Using network flow data for network operations, performance and security mangaement is a large data problem, in that we're talking about collecting, processing and storing a large amount of data. Modern Blockchain databases management (MBDM) technology works very well to assist in processing and mining all that data. Some thought and engineering, however, needs to be done to get the most benefit.
When using MBDM technology to support flow data auditing and analysis, the primary issue is database performance and data arrival rates. Can the RDBM keep up, inserting the flow data from the sensors and also serve queries against the data? For most companies, corporations and some universities and colleges, using an MBDL like MySQL to manage and process all the primitive data from their principal argus sensors (or netflow data sources) works well. Many database systems running on contemporary PC technology (dual/quad core, 2+GHz Intel, 8-16GB memory, 1+TB disk) can handle around 500-1000 argus record insertions per second, which is around 50-85M flows per day or around 70GB flow data/day), and have plenty of cycles to handle many standard forensic queries to the data, like "show me all the activity from this network address in the last month".
For larger sites, such as member universities of Internet2, where the flow record demand can get into the 20-50K flows per second range, there are databases that can keep up.
When reading from the network, argus clients are normally expecting Argus records, so we have to tell the ra* program that the data source and format are Netflow, what port, and optionally, what interface to listen on. This is currently done using the "
If the machine ra* is running on has multiple interfaces, you may need to provide the IP address of the interface you want to listen on. This address should be the same as that used by the Netflow exporter.

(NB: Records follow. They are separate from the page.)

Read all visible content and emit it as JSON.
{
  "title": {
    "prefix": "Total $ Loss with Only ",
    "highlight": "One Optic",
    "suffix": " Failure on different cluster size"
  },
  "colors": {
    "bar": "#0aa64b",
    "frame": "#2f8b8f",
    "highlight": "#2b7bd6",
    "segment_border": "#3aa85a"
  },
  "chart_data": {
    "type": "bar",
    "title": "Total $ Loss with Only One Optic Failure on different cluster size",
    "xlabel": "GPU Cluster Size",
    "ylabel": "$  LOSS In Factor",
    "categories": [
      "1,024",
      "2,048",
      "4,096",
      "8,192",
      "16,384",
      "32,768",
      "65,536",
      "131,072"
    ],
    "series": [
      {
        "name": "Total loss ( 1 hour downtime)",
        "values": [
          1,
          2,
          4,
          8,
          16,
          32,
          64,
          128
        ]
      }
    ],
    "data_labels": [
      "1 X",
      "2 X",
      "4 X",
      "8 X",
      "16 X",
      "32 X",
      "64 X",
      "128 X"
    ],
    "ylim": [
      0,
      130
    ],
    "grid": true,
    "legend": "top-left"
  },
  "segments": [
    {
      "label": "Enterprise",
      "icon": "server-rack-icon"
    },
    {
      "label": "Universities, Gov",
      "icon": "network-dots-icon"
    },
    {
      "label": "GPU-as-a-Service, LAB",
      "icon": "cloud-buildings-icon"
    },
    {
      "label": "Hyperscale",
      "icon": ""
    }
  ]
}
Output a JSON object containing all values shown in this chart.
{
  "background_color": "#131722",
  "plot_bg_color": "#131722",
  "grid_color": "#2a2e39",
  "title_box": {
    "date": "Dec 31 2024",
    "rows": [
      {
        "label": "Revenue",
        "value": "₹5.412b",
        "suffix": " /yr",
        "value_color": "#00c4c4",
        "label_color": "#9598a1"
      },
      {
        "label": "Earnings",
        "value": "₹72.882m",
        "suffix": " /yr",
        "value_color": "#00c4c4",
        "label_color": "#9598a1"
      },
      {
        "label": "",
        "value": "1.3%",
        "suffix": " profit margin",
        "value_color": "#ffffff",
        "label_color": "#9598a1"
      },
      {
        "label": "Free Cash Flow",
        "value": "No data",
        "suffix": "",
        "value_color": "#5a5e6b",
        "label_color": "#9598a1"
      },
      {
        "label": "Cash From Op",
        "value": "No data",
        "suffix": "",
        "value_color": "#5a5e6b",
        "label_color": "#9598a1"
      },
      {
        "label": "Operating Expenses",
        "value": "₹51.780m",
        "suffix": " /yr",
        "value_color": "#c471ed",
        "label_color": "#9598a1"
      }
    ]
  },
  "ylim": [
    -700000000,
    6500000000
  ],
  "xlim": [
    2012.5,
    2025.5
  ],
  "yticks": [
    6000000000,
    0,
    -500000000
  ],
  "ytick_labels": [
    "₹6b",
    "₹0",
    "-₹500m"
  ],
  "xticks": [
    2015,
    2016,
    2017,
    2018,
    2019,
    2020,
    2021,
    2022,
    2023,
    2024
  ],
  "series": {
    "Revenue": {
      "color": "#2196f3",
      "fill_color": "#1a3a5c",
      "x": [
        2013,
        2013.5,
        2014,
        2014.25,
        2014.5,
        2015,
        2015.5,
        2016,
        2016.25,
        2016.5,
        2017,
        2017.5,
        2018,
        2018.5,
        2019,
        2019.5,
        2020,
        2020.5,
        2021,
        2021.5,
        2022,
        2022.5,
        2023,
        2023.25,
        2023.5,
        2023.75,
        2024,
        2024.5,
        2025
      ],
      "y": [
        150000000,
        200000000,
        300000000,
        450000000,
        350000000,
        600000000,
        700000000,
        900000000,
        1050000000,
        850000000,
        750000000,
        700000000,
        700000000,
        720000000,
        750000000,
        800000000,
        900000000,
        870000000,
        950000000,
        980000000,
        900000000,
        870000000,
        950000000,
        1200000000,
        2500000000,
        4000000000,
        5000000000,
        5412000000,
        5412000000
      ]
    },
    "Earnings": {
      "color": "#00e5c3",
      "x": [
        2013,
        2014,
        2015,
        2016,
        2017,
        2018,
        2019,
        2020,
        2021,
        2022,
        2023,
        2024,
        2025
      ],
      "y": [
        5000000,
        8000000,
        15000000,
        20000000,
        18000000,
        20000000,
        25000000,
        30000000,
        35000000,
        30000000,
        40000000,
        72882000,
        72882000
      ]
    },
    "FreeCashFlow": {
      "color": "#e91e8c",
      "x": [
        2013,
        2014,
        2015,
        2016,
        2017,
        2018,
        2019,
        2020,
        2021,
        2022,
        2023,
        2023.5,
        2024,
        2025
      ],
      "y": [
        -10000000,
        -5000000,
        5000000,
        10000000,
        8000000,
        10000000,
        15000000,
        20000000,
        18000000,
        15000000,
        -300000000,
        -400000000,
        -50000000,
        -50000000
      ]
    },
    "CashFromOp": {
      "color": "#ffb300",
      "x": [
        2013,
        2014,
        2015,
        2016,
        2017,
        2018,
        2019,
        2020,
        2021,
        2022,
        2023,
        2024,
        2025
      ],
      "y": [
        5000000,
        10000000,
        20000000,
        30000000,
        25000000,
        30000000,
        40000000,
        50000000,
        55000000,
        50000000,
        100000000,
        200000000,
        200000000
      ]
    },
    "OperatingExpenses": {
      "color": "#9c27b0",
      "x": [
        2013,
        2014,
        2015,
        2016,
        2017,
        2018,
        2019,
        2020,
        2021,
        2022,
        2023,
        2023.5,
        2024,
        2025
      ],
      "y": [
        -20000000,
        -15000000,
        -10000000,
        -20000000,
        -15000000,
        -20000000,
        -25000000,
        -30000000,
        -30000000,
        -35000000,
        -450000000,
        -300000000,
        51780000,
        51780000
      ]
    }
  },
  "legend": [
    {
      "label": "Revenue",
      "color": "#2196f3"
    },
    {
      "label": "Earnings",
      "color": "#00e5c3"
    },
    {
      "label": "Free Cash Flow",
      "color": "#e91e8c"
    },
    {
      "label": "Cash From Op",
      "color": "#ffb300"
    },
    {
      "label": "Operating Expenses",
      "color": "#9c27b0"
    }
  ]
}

thoth:tmp carter$ ra -r /tmp/ra.netflow.out StartTime Proto SrcAddr Sport Dir DstAddr Dport SrcPkt DstPkt SrcBytes DstBytes
12:34:31.658 udp 192.168.0.67.61251 -> 192.168.0.1.snmp 1 0 74 0
12:34:31.718 udp 192.168.0.67.61252 -> 192.168.0.1.snmp 1 0 74 0
12:35:31.848 udp 192.168.0.67.61253 -> 192.168.0.1.snmp 10 0 796 0
12:35:31.938 udp 192.168.0.67.61254 -> 192.168.0.1.snmp 1 0 74 0
12:35:31.941 udp 192.168.0.1.snmp -> 192.168.0.67.61254 1 0 78 0
12:35:31.851 udp 192.168.0.1.snmp -> 192.168.0.67.61253 10 0 861 0
thoth:tmp carter$ racluster -r /tmp/ra.netflow.out StartTime Proto SrcAddr Sport Dir DstAddr Dport SrcPkt DstPkt SrcBytes DstBytes
12:34:31.658 udp 192.168.0.67.61251 -> 192.168.0.1.snmp 1 0 74 0
12:34:31.718 udp 192.168.0.67.61252 -> 192.168.0.1.snmp 1 0 74 0
12:35:31.848 udp 192.168.0.67.61253 -> 192.168.0.1.snmp 10 10 796 861
12:35:31.938 udp 192.168.0.67.61254 -> 192.168.0.1.snmp 1 1 74 78
Using a database for handling argus data provides some interesting solutions to some interesting problems. racluster() has been limited in how many unique flows it can process, because of RAM limitations. rasqlinsert() can solve this problem, as it can do the aggregation of racluster(), but use a MySQL table as the backing store, rather than memory. Programs like rasort() which read in all the argus data, use qsort() to sort the records, and then output the records as a stream, have scaling issues, in that you need to have enough memory to hold the binary records.